Bald wird klar, dass sie sich Illusionen hingegeben hat, auch als sie den Mann ihrer Träume kennenlernte – und der bald eine andere nahm. Doch dann wechselt der Mann seine Rolle: Er ist bereit, die Rolle des einstigen Geliebten zu übernehmen, und nach immer eindringlicheren Fragen seinerseits werden die schrecklichen Taten der Frau noch einmal zum Leben erweckt, und nun kann sie ihre Tränen nicht mehr halten. Denn sie hat ihren ältesten Sohn vor den Augen des jüngeren Sohnes getötet.

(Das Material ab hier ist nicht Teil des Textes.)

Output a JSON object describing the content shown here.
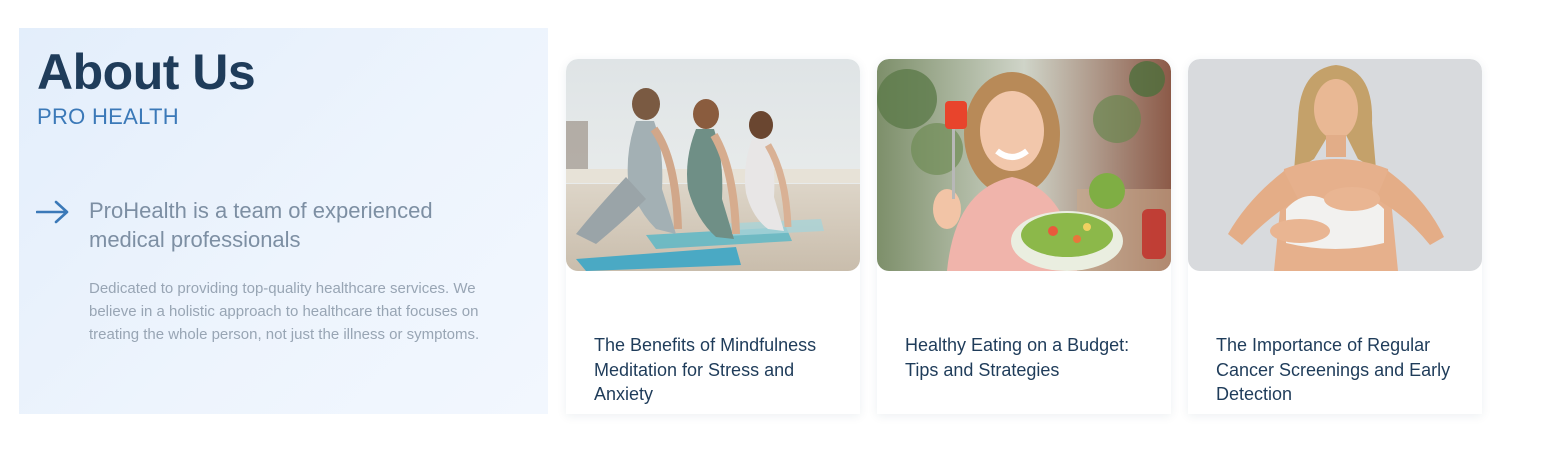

Der Mann trägt nach weißer Kleidung plötzlich schwarze: Er soll, nachdem er Selbstmord begangen hat, vom Purgatorium wieder zurück auf die Erde geschickt werden, doch er fürchtet, dort die Mörderin wiederzusehen. Im Duett singen die Schauspieler: „Wenn du erst mal mein wahres Gesicht gesehen hast, wirst du mich nie mehr vergessen.“ Doch was ist das wahre Gesicht? Bleibt es hinter Rollen verborgen? Und in welchen Situationen zeigt es sich?
Das spannungsgeladene Verwirrspiel voller psychologischer Finessen stellt – auch angesichts der Textmassen, die in den 75 Minuten der Aufführung gesprochen werden – große Anforderungen an die Schauspieler. Sie werden von Anni Bulke und Kai Howald mehr als erfüllt.